Ailem Ali'yi biliyor. Ali bana destek olduğu için, her türlü masrafıma yardım ettiği için ses çıkarmıyorlar. Bir nevi bir boğazın eksilmesi işlerine geliyor.  Bir gün kendi okumadığı için okumamı da istemeyen ablalarımdan biri ailemi doldurmuştu okumasın Buse okuyup da ne yapacak bunun derdi başka vs gibi aşağılık kompleksini üzerimde tatmin etmişti ondan sonraydı sanırım anlatacağım olay.

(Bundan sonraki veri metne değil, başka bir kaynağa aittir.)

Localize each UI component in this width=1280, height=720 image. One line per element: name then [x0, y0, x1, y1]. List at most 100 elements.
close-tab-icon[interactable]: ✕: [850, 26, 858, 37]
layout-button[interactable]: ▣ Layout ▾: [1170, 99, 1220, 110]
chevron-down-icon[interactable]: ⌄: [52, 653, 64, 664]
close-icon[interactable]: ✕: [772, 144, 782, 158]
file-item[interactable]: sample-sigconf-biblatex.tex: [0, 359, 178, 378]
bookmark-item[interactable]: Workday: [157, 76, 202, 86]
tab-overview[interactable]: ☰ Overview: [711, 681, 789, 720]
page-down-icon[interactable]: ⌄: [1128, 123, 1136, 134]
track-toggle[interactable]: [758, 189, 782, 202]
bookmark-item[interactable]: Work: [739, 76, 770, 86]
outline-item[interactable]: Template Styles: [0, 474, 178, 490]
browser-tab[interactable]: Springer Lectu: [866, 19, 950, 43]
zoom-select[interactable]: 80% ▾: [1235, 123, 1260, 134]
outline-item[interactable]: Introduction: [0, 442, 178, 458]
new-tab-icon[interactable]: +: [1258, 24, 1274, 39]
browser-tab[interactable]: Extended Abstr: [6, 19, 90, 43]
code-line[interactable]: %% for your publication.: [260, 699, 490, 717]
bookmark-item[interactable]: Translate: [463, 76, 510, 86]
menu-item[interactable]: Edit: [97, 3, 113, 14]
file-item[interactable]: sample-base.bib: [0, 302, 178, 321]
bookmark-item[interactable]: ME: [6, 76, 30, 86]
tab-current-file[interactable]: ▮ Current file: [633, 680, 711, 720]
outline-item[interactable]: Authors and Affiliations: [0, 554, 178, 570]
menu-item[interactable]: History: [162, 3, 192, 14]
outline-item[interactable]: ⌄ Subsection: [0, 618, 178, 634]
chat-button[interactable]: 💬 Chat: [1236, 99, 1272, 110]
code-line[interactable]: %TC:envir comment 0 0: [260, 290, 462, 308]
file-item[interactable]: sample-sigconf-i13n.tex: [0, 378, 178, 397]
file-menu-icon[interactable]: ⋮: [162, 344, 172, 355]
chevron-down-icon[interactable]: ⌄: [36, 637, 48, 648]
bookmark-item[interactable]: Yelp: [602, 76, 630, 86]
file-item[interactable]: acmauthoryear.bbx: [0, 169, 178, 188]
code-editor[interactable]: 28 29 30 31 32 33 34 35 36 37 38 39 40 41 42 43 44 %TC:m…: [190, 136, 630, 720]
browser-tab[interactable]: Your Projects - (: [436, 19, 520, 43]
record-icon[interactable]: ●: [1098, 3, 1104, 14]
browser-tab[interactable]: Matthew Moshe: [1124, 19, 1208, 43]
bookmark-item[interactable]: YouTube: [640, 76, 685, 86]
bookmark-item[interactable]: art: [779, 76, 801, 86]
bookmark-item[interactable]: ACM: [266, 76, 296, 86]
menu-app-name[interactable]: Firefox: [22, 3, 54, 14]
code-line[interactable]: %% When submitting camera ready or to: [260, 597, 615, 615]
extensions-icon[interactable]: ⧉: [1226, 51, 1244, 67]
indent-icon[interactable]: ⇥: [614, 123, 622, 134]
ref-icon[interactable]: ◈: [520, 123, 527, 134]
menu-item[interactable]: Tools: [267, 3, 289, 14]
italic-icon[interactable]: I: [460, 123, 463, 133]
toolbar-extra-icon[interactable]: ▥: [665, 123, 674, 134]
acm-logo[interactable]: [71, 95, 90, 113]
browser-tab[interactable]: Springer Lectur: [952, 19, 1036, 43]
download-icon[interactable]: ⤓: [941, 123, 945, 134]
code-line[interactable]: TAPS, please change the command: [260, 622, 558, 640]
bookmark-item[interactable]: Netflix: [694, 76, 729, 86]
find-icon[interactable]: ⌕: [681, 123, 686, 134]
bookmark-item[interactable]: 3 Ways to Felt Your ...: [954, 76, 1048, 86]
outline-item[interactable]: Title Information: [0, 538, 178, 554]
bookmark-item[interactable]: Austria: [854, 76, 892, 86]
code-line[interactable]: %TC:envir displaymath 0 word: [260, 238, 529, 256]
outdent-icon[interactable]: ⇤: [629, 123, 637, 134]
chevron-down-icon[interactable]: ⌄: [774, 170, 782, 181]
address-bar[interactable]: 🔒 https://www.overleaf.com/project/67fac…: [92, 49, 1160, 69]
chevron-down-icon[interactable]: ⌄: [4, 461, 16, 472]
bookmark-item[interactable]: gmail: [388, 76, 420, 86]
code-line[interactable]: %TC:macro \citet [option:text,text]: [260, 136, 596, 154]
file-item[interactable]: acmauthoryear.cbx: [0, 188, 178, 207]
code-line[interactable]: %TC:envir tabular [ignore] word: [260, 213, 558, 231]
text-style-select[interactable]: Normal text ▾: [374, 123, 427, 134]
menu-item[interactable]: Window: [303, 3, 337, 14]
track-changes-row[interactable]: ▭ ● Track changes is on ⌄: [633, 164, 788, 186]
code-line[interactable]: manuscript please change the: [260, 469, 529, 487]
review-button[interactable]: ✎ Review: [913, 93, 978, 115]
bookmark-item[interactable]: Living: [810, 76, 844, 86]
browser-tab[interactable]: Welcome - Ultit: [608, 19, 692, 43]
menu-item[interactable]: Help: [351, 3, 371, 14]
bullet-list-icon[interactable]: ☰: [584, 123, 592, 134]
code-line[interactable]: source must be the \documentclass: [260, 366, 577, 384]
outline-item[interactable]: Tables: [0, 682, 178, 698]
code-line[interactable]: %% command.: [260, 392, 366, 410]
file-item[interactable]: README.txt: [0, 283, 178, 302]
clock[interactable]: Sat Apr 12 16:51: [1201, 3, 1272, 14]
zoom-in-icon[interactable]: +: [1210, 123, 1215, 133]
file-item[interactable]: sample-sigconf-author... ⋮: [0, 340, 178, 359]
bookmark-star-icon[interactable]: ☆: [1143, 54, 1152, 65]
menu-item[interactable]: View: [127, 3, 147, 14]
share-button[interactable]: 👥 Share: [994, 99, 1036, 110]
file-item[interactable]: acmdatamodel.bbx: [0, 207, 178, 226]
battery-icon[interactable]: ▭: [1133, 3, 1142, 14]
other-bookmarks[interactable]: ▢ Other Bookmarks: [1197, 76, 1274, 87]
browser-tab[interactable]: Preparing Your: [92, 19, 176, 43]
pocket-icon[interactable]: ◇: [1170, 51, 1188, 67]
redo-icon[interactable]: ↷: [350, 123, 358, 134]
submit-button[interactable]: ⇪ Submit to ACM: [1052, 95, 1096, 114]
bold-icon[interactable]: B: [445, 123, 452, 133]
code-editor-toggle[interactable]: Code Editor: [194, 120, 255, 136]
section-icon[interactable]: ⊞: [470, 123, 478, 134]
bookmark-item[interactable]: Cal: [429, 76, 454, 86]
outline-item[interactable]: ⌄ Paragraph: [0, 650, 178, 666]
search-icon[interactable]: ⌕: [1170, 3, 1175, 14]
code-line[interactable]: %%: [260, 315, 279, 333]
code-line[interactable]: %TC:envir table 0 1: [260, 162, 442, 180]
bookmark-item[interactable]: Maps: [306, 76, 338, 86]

Ablalarımın çoğu evli biri de boşanmış tek başına yaşıyor. İki de erkek kardeşim var biri uyuşturucu bağımlısı olan diğeri bilgisayar bağımlısı. Babam aslında bize yani erkek kardeşlerim ve bana bakmak zorunda ama pek oralı değil. Nasıl yaptığını  neden yaptığını anlamadığımız bir şekilde bir gün borçlandı. Eve bakan bir adam da değil ki kimse bir şey anlamadı. Hala da borç batağında pek bir şey değişmedi gerçi. Borçlandığı için bir gün nerden geldiyse aklına borçlarını ödemek için beni kendi yaşlarında bir adama satmaya karar verdi. Bu coğrafyanın böyle bir yönü de var işte. Büyükbaş hayvan misali insanlar özellikle kız evlatları satılabiliyor. Adı başlık parası olan otuz bin lira gibi bir fiyat biçti babam bana. Elimden gelen birşey yoktu. Yok desem ne fayda. Kimse bir şey sormadığı için cevabımda kimsenin umrunda olmadı tabi ki. O zaman yaş olarak daha küçüktüm ve dünyayı daha küçük kendimi daha çaresiz görüyordum. Boyun eğmek zorunda olduğum bir kültürle büyütülmüştüm içimden isyan etsem de bir yanım kaderim bu demek ki diyordu boyun eğiyordu. Çaresizliğin ruhuma nakış gibi işlendiği zamanlardı. Yapmayın etmeyin kız okumak istiyor senin borcun yüzünden kız niye evlensin bu kızın hayatına yazık değil mi falan diyen kimse yok çevrede. Bir tek Ali var delirmiş bunlar diyen oda sinirden ölüp ölüp diriliyor. Ama burası Mezopotamya. Babaya karşı gelmek çok kolay bir şey degil. Sonra Ali dayanmadı nerden budu nasıl buluşturdu bilmiyorum ama bu cehennem fragmanından beni aldı. Otuz bin lirayı getirdi "Al ve sus! Bu kıza dokunmayın, bu kız okuyacak." dedi ve parayı  babamın önüne attı gitti. İnsanın en mutlu olduğu ve en utandığı kahrolduğu an aynı an olabilir mi? Bazen oluyor işte. O an böyle bir olayın içindeki meta olduğum için, bu zihniyette bir ailem olduğu için, babam o parayı hemen kucakladığı için ve daha da kötüsü sevdiğim adamın önünde düştüğüm durum için kahroldum. Kalbim paramparça oldu ve utandım iliklerime kadar. Ama bir yandan da Ali çaresizliğime çare, karanlığıma ışık olmuştu. Beni geleceğimi herşeyimi kurtarmıştı otuz bin lirayla. Otuz bin lira çok para mıdır bilmiyorum kimisi o parayı çok lüks bir otelin gecelik parasına veriyor bugünlerde ya da orta halli birisi birkaç yıl para biriktiriyor kötü de olsa otuz bin liralık bir araba alayım diye. Ama ben o kadardım işte geleceğim geçmişim varlığım insanlığım benliğim kararlarım karakterim bedenim otuz bin liraydı.
O günden sonra daha sıkı sarıldım okuluma. Okuyup kendimi bu aileden bu coğrafyadan kurtarayım dedim. Ama sürekli sorun üreten bir evde yaşadığım için ve gidecek başka yerim olmadığı için her yönden zorluyordu hayat.